The town began the effort last year to build 12 affordable housing units consisting of six privately owned houses and six rental units on 21 acres of town-owned land off Tabor House Road.
In December 2006 the town issued a request for proposals. A consortium led by the Island Housing Trust (IHT) submitted the only proposal.
The IHT consortium included South Mountain Company of West Tisbury and the Dukes County Regional Housing Authority. Questions soon arose about the potential costs to the town, affordability of the units, legal issues surrounding the use of Community Preservation Act funds, and the extent to which possible conflicts of interest might affect the project.
After weeks of meetings and discussions, to the dismay of the town housing committee, in May the Chilmark selectmen unanimously voted to put aside the IHT proposal and start again, this time using a two-step approach designed to provide town officials with detailed plans tied to cost estimates they could present to voters.
The selectmen appointed a committee consisting of selectman Doty, housing committee member Andy Goldman, and building inspector Lenny Jason and gave them the job of determining what permits are needed and working with the various committees to craft a new process.
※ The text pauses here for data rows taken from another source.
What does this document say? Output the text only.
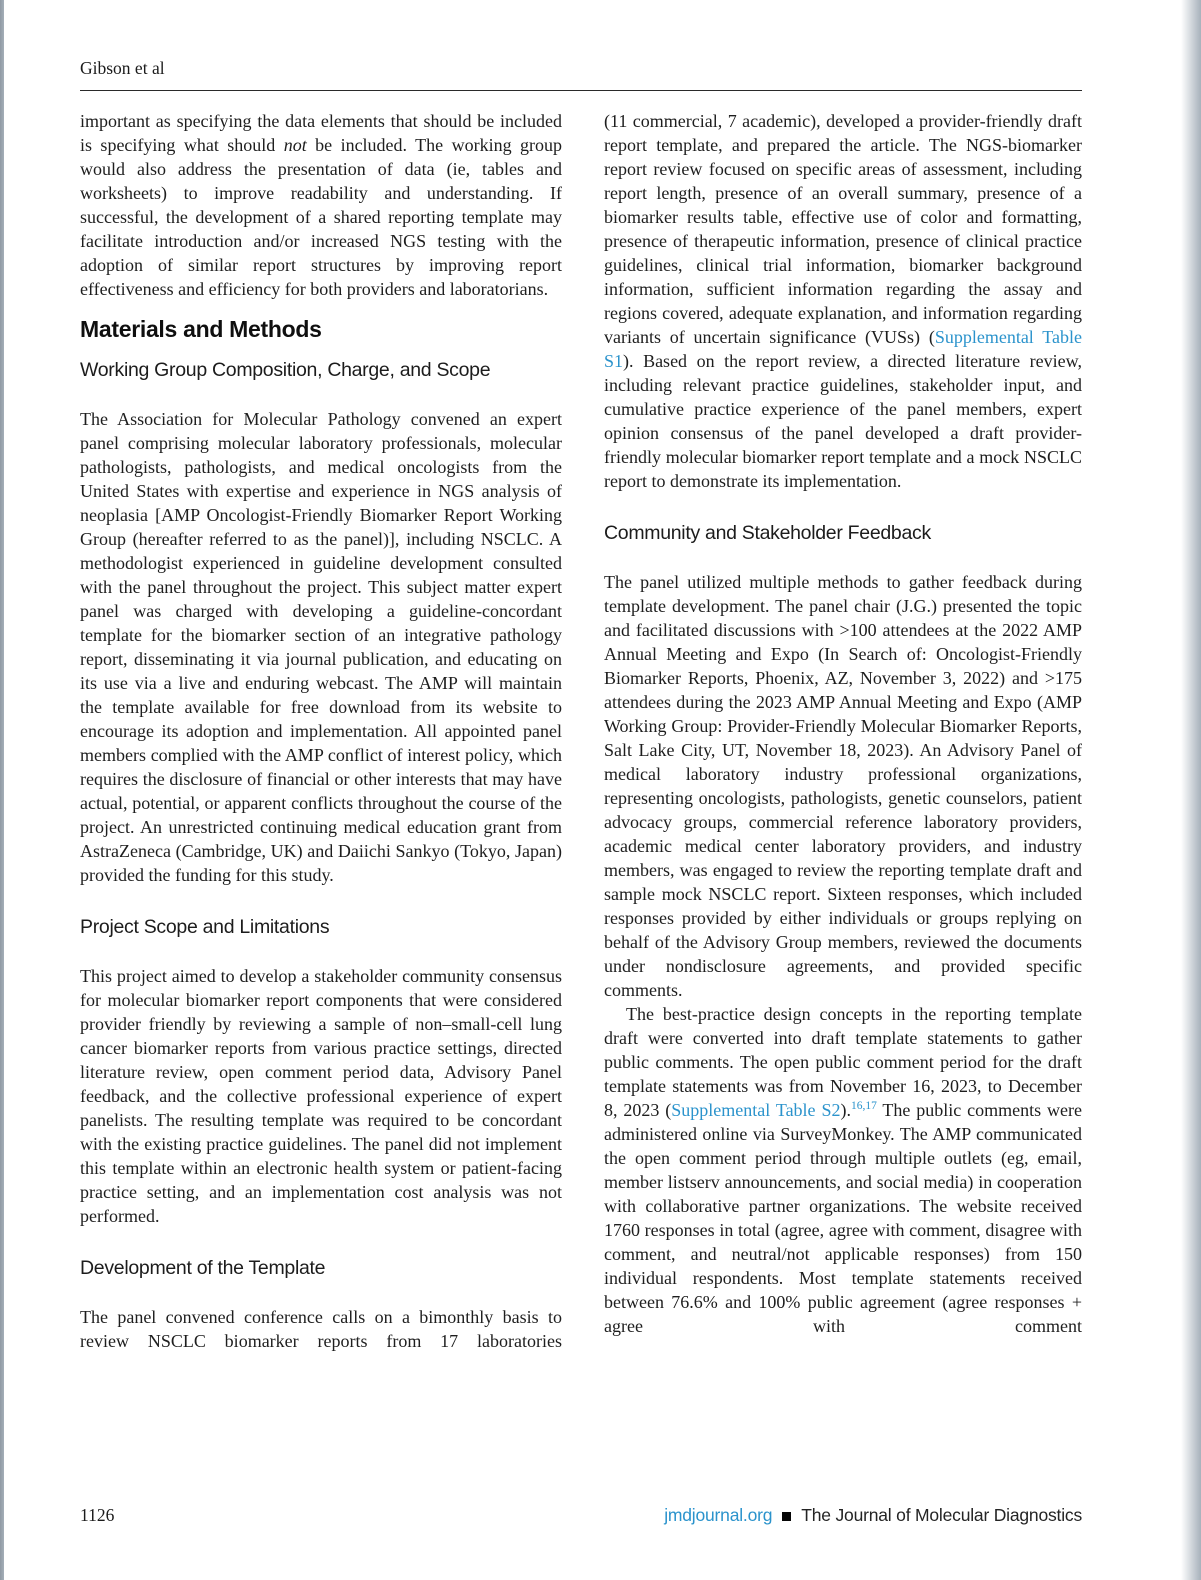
Gibson et al

important as specifying the data elements that should be included is specifying what should not be included. The working group would also address the presentation of data (ie, tables and worksheets) to improve readability and understanding. If successful, the development of a shared reporting template may facilitate introduction and/or increased NGS testing with the adoption of similar report structures by improving report effectiveness and efficiency for both providers and laboratorians.

Materials and Methods
Working Group Composition, Charge, and Scope

The Association for Molecular Pathology convened an expert panel comprising molecular laboratory professionals, molecular pathologists, pathologists, and medical oncologists from the United States with expertise and experience in NGS analysis of neoplasia [AMP Oncologist-Friendly Biomarker Report Working Group (hereafter referred to as the panel)], including NSCLC. A methodologist experienced in guideline development consulted with the panel throughout the project. This subject matter expert panel was charged with developing a guideline-concordant template for the biomarker section of an integrative pathology report, disseminating it via journal publication, and educating on its use via a live and enduring webcast. The AMP will maintain the template available for free download from its website to encourage its adoption and implementation. All appointed panel members complied with the AMP conflict of interest policy, which requires the disclosure of financial or other interests that may have actual, potential, or apparent conflicts throughout the course of the project. An unrestricted continuing medical education grant from AstraZeneca (Cambridge, UK) and Daiichi Sankyo (Tokyo, Japan) provided the funding for this study.

Project Scope and Limitations

This project aimed to develop a stakeholder community consensus for molecular biomarker report components that were considered provider friendly by reviewing a sample of non–small-cell lung cancer biomarker reports from various practice settings, directed literature review, open comment period data, Advisory Panel feedback, and the collective professional experience of expert panelists. The resulting template was required to be concordant with the existing practice guidelines. The panel did not implement this template within an electronic health system or patient-facing practice setting, and an implementation cost analysis was not performed.

Development of the Template

The panel convened conference calls on a bimonthly basis to review NSCLC biomarker reports from 17 laboratories

(11 commercial, 7 academic), developed a provider-friendly draft report template, and prepared the article. The NGS-biomarker report review focused on specific areas of assessment, including report length, presence of an overall summary, presence of a biomarker results table, effective use of color and formatting, presence of therapeutic information, presence of clinical practice guidelines, clinical trial information, biomarker background information, sufficient information regarding the assay and regions covered, adequate explanation, and information regarding variants of uncertain significance (VUSs) (Supplemental Table S1). Based on the report review, a directed literature review, including relevant practice guidelines, stakeholder input, and cumulative practice experience of the panel members, expert opinion consensus of the panel developed a draft provider-friendly molecular biomarker report template and a mock NSCLC report to demonstrate its implementation.

Community and Stakeholder Feedback

The panel utilized multiple methods to gather feedback during template development. The panel chair (J.G.) presented the topic and facilitated discussions with >100 attendees at the 2022 AMP Annual Meeting and Expo (In Search of: Oncologist-Friendly Biomarker Reports, Phoenix, AZ, November 3, 2022) and >175 attendees during the 2023 AMP Annual Meeting and Expo (AMP Working Group: Provider-Friendly Molecular Biomarker Reports, Salt Lake City, UT, November 18, 2023). An Advisory Panel of medical laboratory industry professional organizations, representing oncologists, pathologists, genetic counselors, patient advocacy groups, commercial reference laboratory providers, academic medical center laboratory providers, and industry members, was engaged to review the reporting template draft and sample mock NSCLC report. Sixteen responses, which included responses provided by either individuals or groups replying on behalf of the Advisory Group members, reviewed the documents under nondisclosure agreements, and provided specific comments.

The best-practice design concepts in the reporting template draft were converted into draft template statements to gather public comments. The open public comment period for the draft template statements was from November 16, 2023, to December 8, 2023 (Supplemental Table S2).$^{16,17}$ The public comments were administered online via SurveyMonkey. The AMP communicated the open comment period through multiple outlets (eg, email, member listserv announcements, and social media) in cooperation with collaborative partner organizations. The website received 1760 responses in total (agree, agree with comment, disagree with comment, and neutral/not applicable responses) from 150 individual respondents. Most template statements received between 76.6% and 100% public agreement (agree responses + agree with comment

1126	jmdjournal.org The Journal of Molecular Diagnostics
The warrant article that will be presented to voters next week sets out a process under which the Middle Line Road project would proceed. One important change is that an RFP would be issued only for a developer to build the rental units and those people awarded one of the resident homesites would be responsible for building their own houses.
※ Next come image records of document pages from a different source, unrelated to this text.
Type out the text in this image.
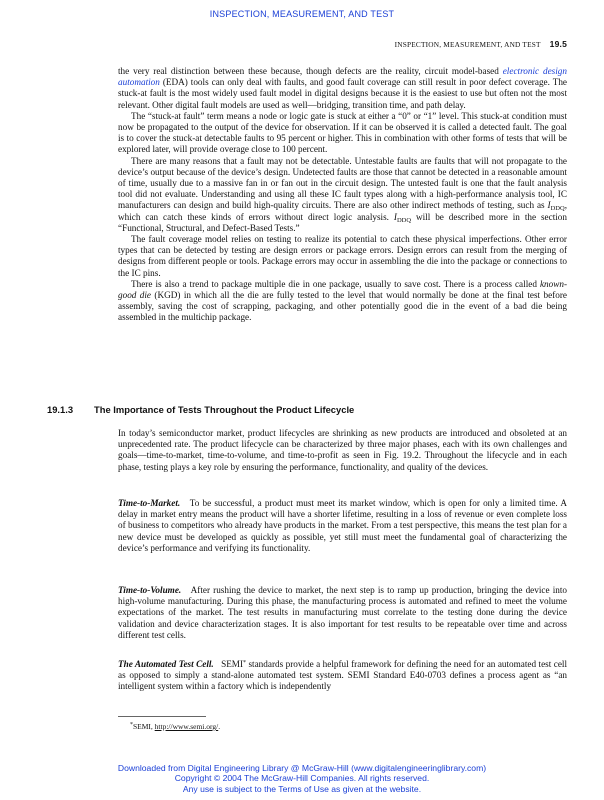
INSPECTION, MEASUREMENT, AND TEST
INSPECTION, MEASUREMENT, AND TEST 19.5

the very real distinction between these because, though defects are the reality, circuit model-based electronic design automation (EDA) tools can only deal with faults, and good fault coverage can still result in poor defect coverage. The stuck-at fault is the most widely used fault model in digital designs because it is the easiest to use but often not the most relevant. Other digital fault models are used as well—bridging, transition time, and path delay.

The “stuck-at fault” term means a node or logic gate is stuck at either a “0” or “1” level. This stuck-at condition must now be propagated to the output of the device for observation. If it can be observed it is called a detected fault. The goal is to cover the stuck-at detectable faults to 95 percent or higher. This in combination with other forms of tests that will be explored later, will provide overage close to 100 percent.

There are many reasons that a fault may not be detectable. Untestable faults are faults that will not propagate to the device’s output because of the device’s design. Undetected faults are those that cannot be detected in a reasonable amount of time, usually due to a massive fan in or fan out in the circuit design. The untested fault is one that the fault analysis tool did not evaluate. Understanding and using all these IC fault types along with a high-performance analysis tool, IC manufacturers can design and build high-quality circuits. There are also other indirect methods of testing, such as $I_{DDQ}$, which can catch these kinds of errors without direct logic analysis. $I_{DDQ}$ will be described more in the section “Functional, Structural, and Defect-Based Tests.”

The fault coverage model relies on testing to realize its potential to catch these physical imperfections. Other error types that can be detected by testing are design errors or package errors. Design errors can result from the merging of designs from different people or tools. Package errors may occur in assembling the die into the package or connections to the IC pins.

There is also a trend to package multiple die in one package, usually to save cost. There is a process called known-good die (KGD) in which all the die are fully tested to the level that would normally be done at the final test before assembly, saving the cost of scrapping, packaging, and other potentially good die in the event of a bad die being assembled in the multichip package.

19.1.3 The Importance of Tests Throughout the Product Lifecycle

In today’s semiconductor market, product lifecycles are shrinking as new products are introduced and obsoleted at an unprecedented rate. The product lifecycle can be characterized by three major phases, each with its own challenges and goals—time-to-market, time-to-volume, and time-to-profit as seen in Fig. 19.2. Throughout the lifecycle and in each phase, testing plays a key role by ensuring the performance, functionality, and quality of the devices.

Time-to-Market. To be successful, a product must meet its market window, which is open for only a limited time. A delay in market entry means the product will have a shorter lifetime, resulting in a loss of revenue or even complete loss of business to competitors who already have products in the market. From a test perspective, this means the test plan for a new device must be developed as quickly as possible, yet still must meet the fundamental goal of characterizing the device’s performance and verifying its functionality.

Time-to-Volume. After rushing the device to market, the next step is to ramp up production, bringing the device into high-volume manufacturing. During this phase, the manufacturing process is automated and refined to meet the volume expectations of the market. The test results in manufacturing must correlate to the testing done during the device validation and device characterization stages. It is also important for test results to be repeatable over time and across different test cells.

The Automated Test Cell. SEMI* standards provide a helpful framework for defining the need for an automated test cell as opposed to simply a stand-alone automated test system. SEMI Standard E40-0703 defines a process agent as “an intelligent system within a factory which is independently

*SEMI, http://www.semi.org/.
Downloaded from Digital Engineering Library @ McGraw-Hill (www.digitalengineeringlibrary.com)
Copyright © 2004 The McGraw-Hill Companies. All rights reserved.
Any use is subject to the Terms of Use as given at the website.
The article asks that voters authorize the selectmen to seek approval from the planning board to subdivide the parcel into seven lots, six of which would be designated as resident homesite lots and one held by the town for the construction of six rental units. If approved, the article would also allow the selectmen to move forward with the infrastructure improvements needed to develop the site and approve a selection process for awarding the six homesites.
Future town meeting approval would be sought for the rental housing design and the funding needed to build the rental housing.
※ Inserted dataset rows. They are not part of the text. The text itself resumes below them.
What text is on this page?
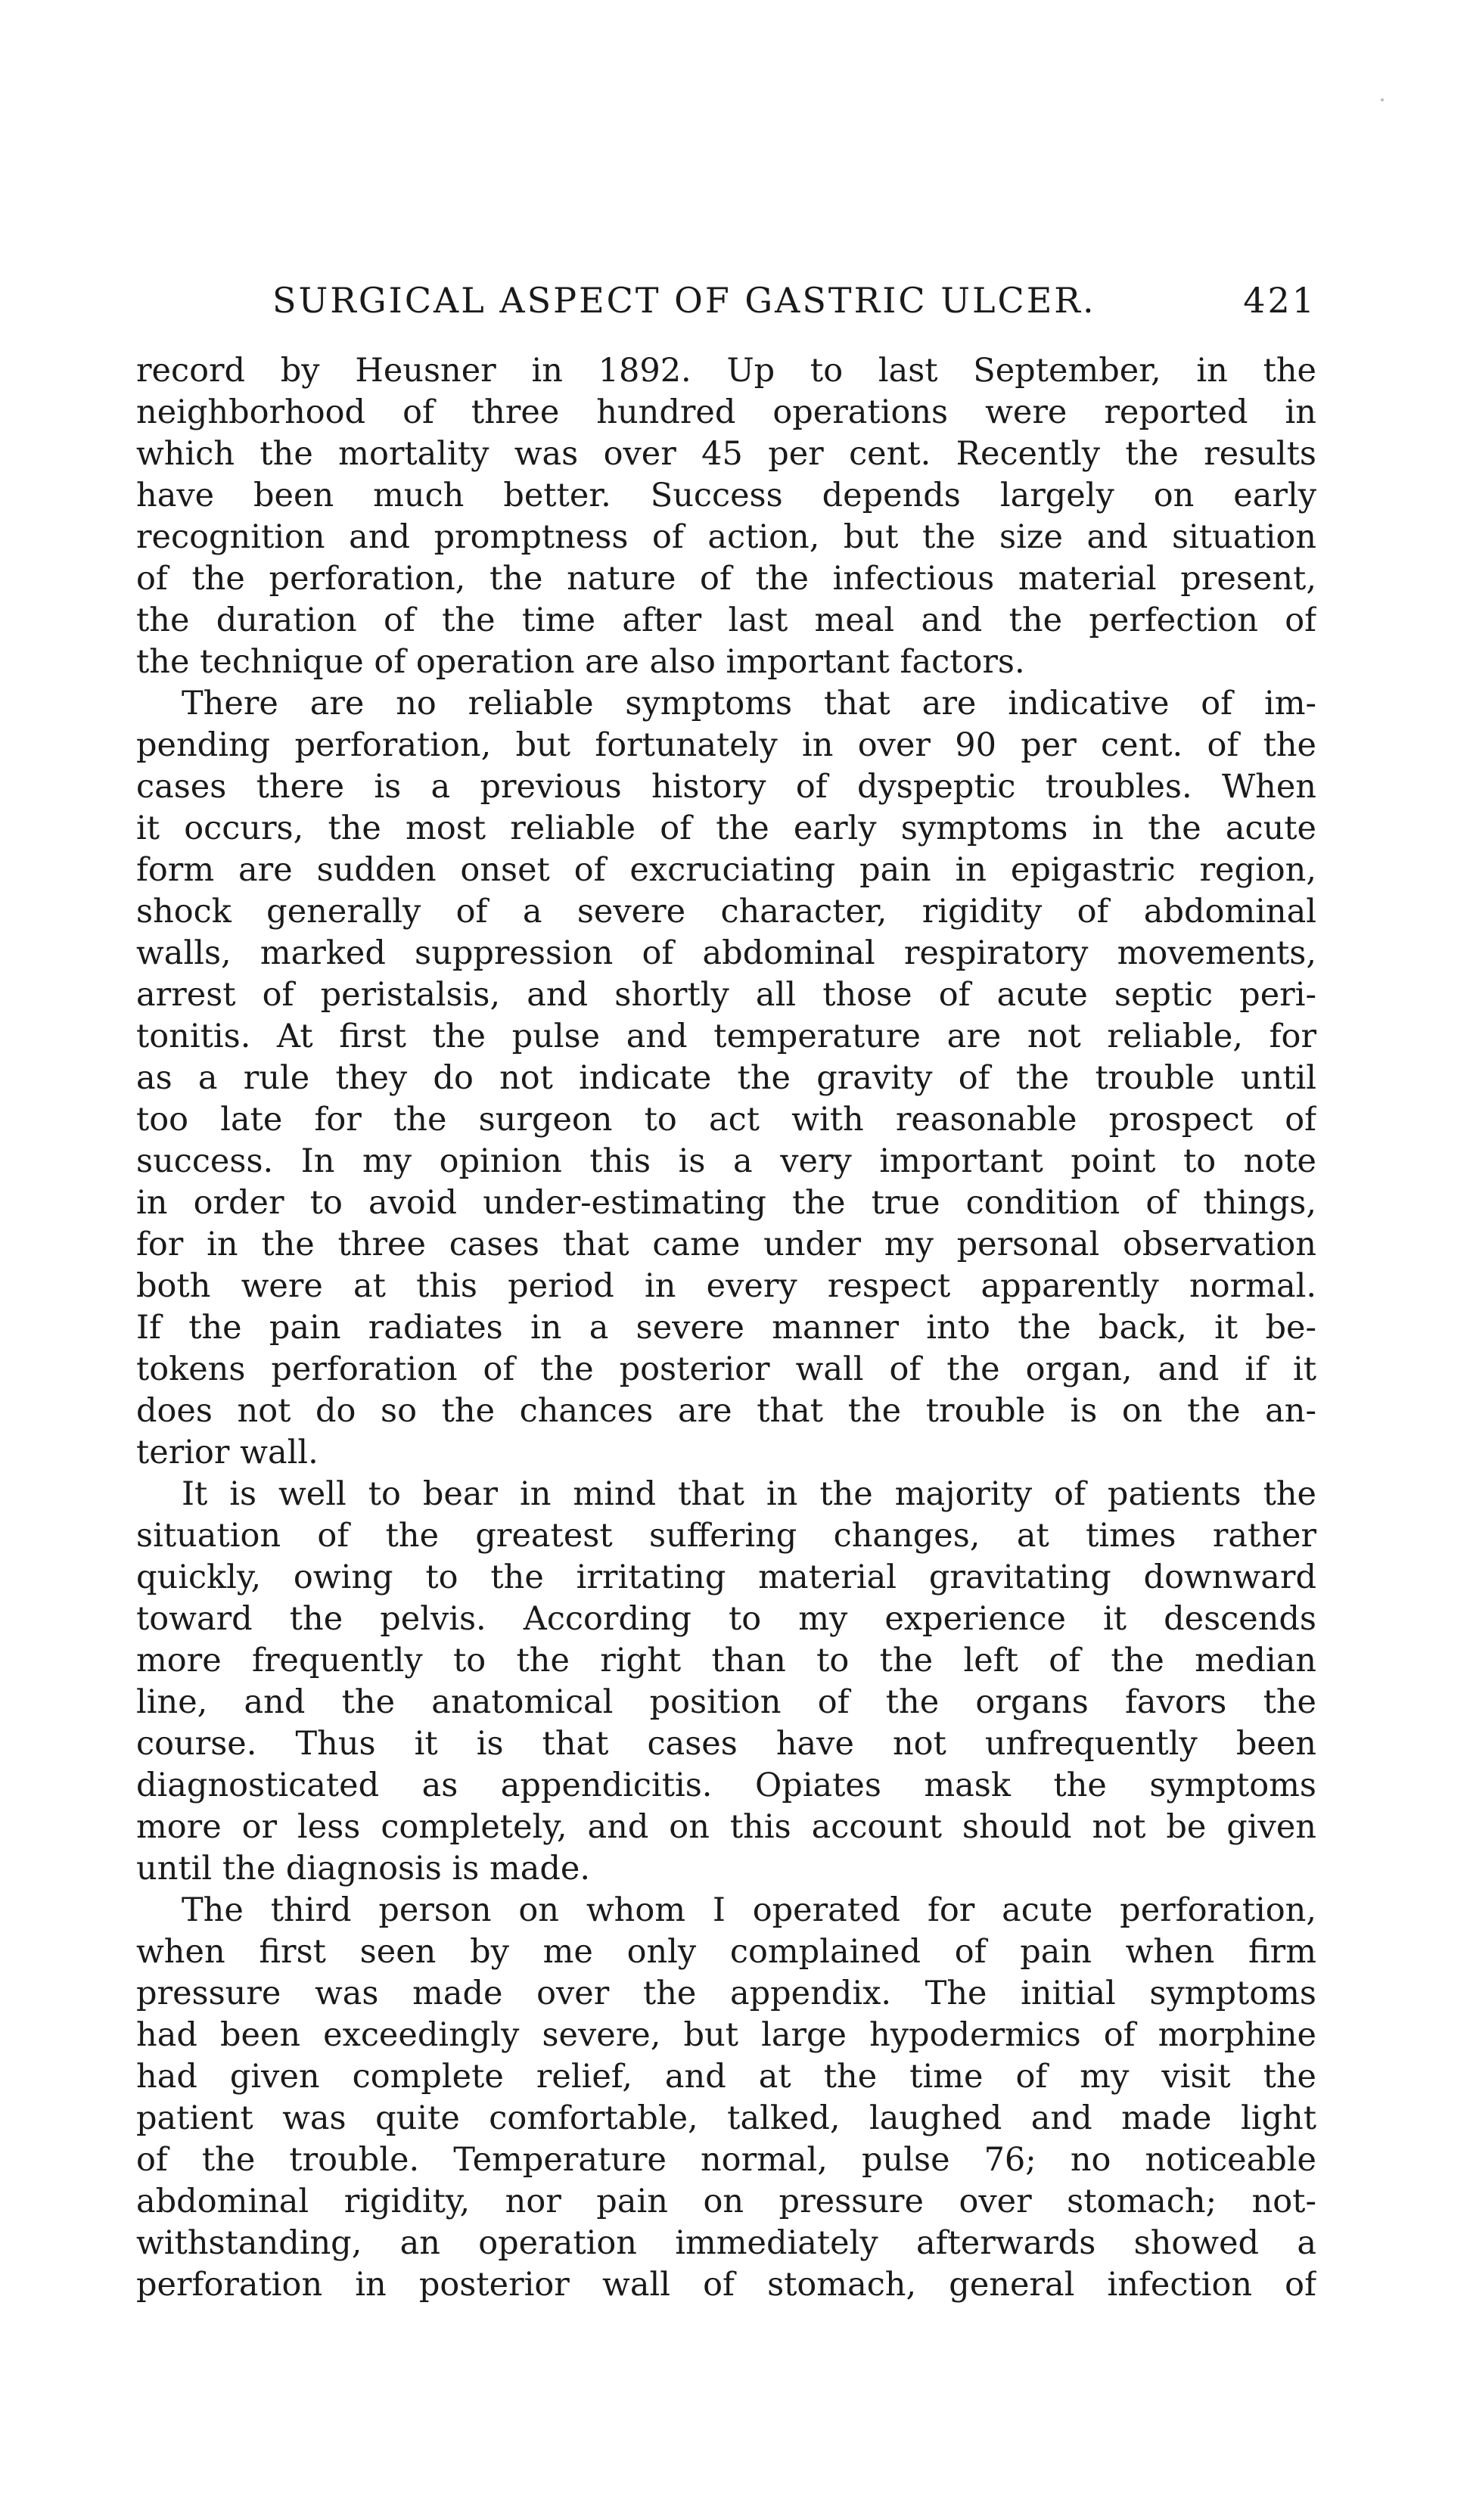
SURGICAL ASPECT OF GASTRIC ULCER.	421
record by Heusner in 1892. Up to last September, in the
neighborhood of three hundred operations were reported in
which the mortality was over 45 per cent. Recently the results
have been much better. Success depends largely on early
recognition and promptness of action, but the size and situation
of the perforation, the nature of the infectious material present,
the duration of the time after last meal and the perfection of
the technique of operation are also important factors.
There are no reliable symptoms that are indicative of im-
pending perforation, but fortunately in over 90 per cent. of the
cases there is a previous history of dyspeptic troubles. When
it occurs, the most reliable of the early symptoms in the acute
form are sudden onset of excruciating pain in epigastric region,
shock generally of a severe character, rigidity of abdominal
walls, marked suppression of abdominal respiratory movements,
arrest of peristalsis, and shortly all those of acute septic peri-
tonitis. At first the pulse and temperature are not reliable, for
as a rule they do not indicate the gravity of the trouble until
too late for the surgeon to act with reasonable prospect of
success. In my opinion this is a very important point to note
in order to avoid under-estimating the true condition of things,
for in the three cases that came under my personal observation
both were at this period in every respect apparently normal.
If the pain radiates in a severe manner into the back, it be-
tokens perforation of the posterior wall of the organ, and if it
does not do so the chances are that the trouble is on the an-
terior wall.
It is well to bear in mind that in the majority of patients the
situation of the greatest suffering changes, at times rather
quickly, owing to the irritating material gravitating downward
toward the pelvis. According to my experience it descends
more frequently to the right than to the left of the median
line, and the anatomical position of the organs favors the
course. Thus it is that cases have not unfrequently been
diagnosticated as appendicitis. Opiates mask the symptoms
more or less completely, and on this account should not be given
until the diagnosis is made.
The third person on whom I operated for acute perforation,
when first seen by me only complained of pain when firm
pressure was made over the appendix. The initial symptoms
had been exceedingly severe, but large hypodermics of morphine
had given complete relief, and at the time of my visit the
patient was quite comfortable, talked, laughed and made light
of the trouble. Temperature normal, pulse 76; no noticeable
abdominal rigidity, nor pain on pressure over stomach; not-
withstanding, an operation immediately afterwards showed a
perforation in posterior wall of stomach, general infection of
Voters will only need to look around when it comes time to take up spending on improvements to the Chilmark Community Center. In separate articles voters will be asked to spend $37,500 to replace the well-used building's windows and doors "consistent with the architectural design of the structure as determined by the Historical Commission," and spend another $37,500 on repairs and renovations.
Mr. Doty said the windows are approximately 50 years old and allow a significant amount of heat to escape in the winter. "New windows will help cut energy costs quite a bit," he said.
Another town building slated for repairs is the historic Menemsha Schoolhouse, now used as the town police station. The town is proposing to spend $20,000 to repaint the schoolhouse and make minor repairs to the belfry and windows.
Chilmark's reputation for wise money management is behind a request to appropriate $30,700 from available funds to help lessen long-term interest payments for the cost of improvements to the West Filled Dock from ten years to five years. Mr. Doty estimated the town would save $100,000.
Selectmen will also ask voters to add a five-percent fee to what the town now charges people requesting police details. Mr. Parker said it is only fair that the town receive some payment for the administrative costs associated with police details.
The warrant includes more than $158,000 in spending on town roads. Mr. Doty said the town expects that the price of asphalt will rise and doing the work now is one way to save money.
Looking at the warrant as a whole, Mr. Doty said it is a lot of money to spend for a small town but it seems to make sense at this time.
Additional warrant article spending requests include: $2,225 to upgrade the town office voice mail system; $1,600 to purchase and install a telephone system at the police station; $2,500 to upgrade the e-mail server at the town hall and purchase work-station backup software; $5,500 to purchase a digital document scanner and to start converting existing town records into a digital format for better public access and long-term storage; $24,790 to dredge that portion of Menemsha Harbor around the transient yacht and Dutcher Docks; and $25,000 to replace up to 30 pilings in Menemsha Harbor.